Calculating and Returning Over-The-Corpus Results

Most of the times the python program is just used to modify the document in some way, usually by adding annotations.

But sometimes it may be useful to also calculate results over a whole corpus. For example find the total number of tokens or sentences in the corpus.

This can be done easily with the PythonPR when using a class to process the documents, storing over-the corpus data in the instance, and defining the finish method to do something with the overall results.

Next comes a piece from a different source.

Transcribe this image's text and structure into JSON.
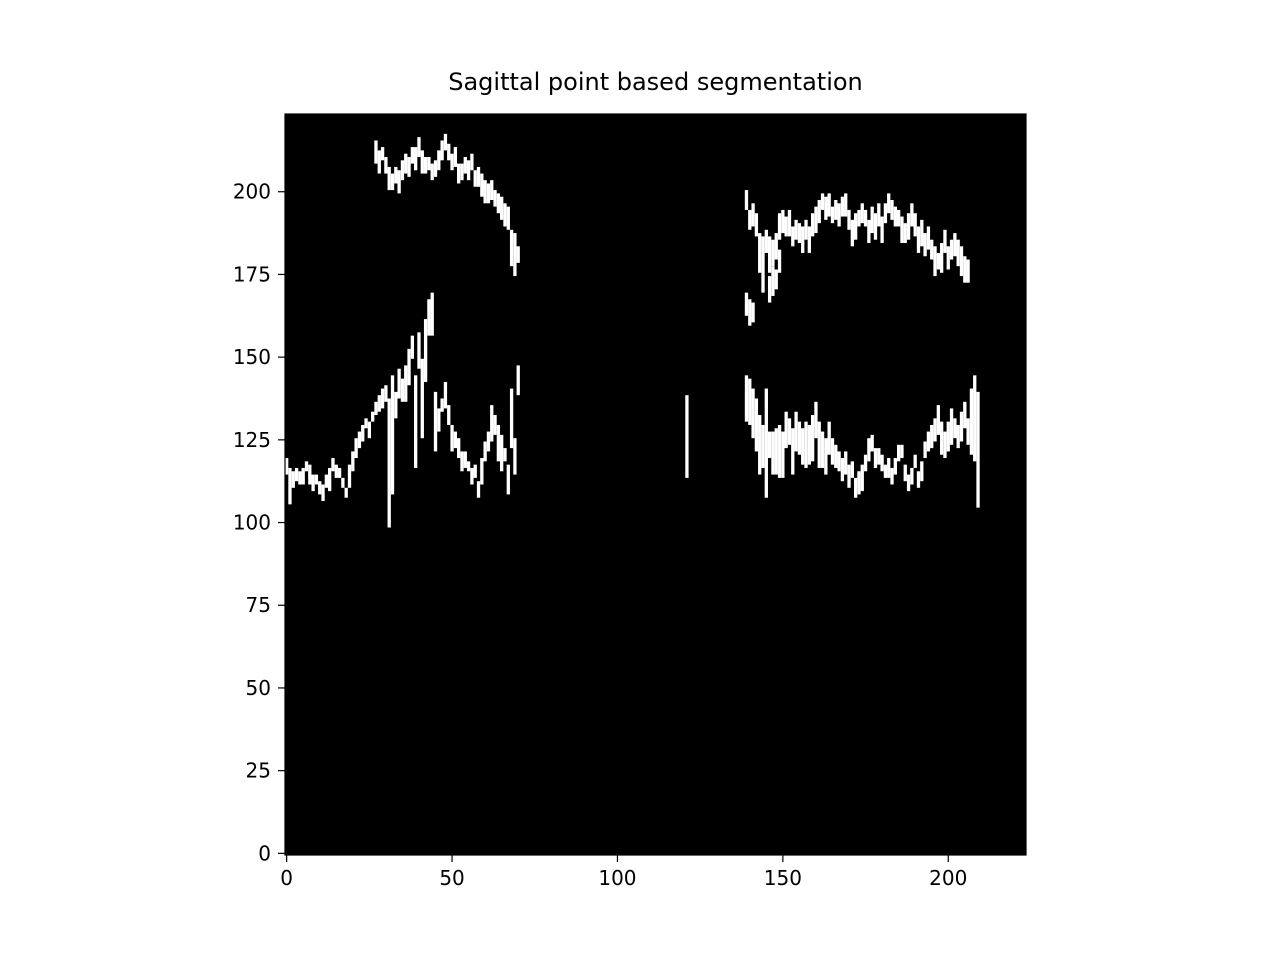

The following examples shows how to calculate the number of white-space separated tokens over the whole corpus and print out the total number of tokens and the number of documents processed:

 import sys
import re
from gatenlp import interact, GateNlpPr, Document

@GateNlpPr
class MyProcessor:

  def __init__(self):
    self.words_total = 0
    self.nr_docs = 0
  def start(self, **kwargs):
    self.words_total = 0
    self.nr_docs = 0
  def finish(self, **kwargs):
    print("Total number of words:", self.words_total)
    print("Number of documents:", self.nr_docs)
    return {"nrdocs": self.nr_docs, "nrwords": self.words_total}
  def __call__(self, doc, **kwargs):
    text = doc.text
    whitespaces = [m for m in re.finditer(r"[\s,.!?]+|^[\s,.!?]*|[\s,.!?]*$",text)]
    nrwords = len(whitespaces)-1
    self.words_total += nrwords
    self.nr_docs += 1
    
if __name__ == '__main__':
  interact()

It is also possible to return the data into GATE. If the finishmethod returns a map, then by default the map gets stored as features of the PythonPr resource. After running the following Python program, the feature map of the PythonPr resource should contain features nrdocs and nrwords with their respective values.

import sys
import re
from gatenlp import interact, GateNlpPr, Document

@GateNlpPr
class MyProcessor:

  def __init__(self):
    self.words_total = 0
    self.nr_docs = 0
  def start(self, **kwargs):
    self.words_total = 0
    self.nr_docs = 0
  def finish(self, **kwargs):
    print("Total number of words:", self.words_total)
    print("Number of documents:", self.nr_docs)
    return {"nrdocs": self.nr_docs, "nrwords": self.words_total}
  def __call__(self, doc, **kwargs):
    text = doc.text
    whitespaces = [m for m in re.finditer(r"[\s,.!?]+|^[\s,.!?]*|[\s,.!?]*$",text)]
    nrwords = len(whitespaces)-1
    self.words_total += nrwords
    self.nr_docs += 1
    
if __name__ == '__main__':
  interact()

It is also possible to do some further processing or visualization in GATE by implementing a special Language Resource which inherits from PythonPrResult.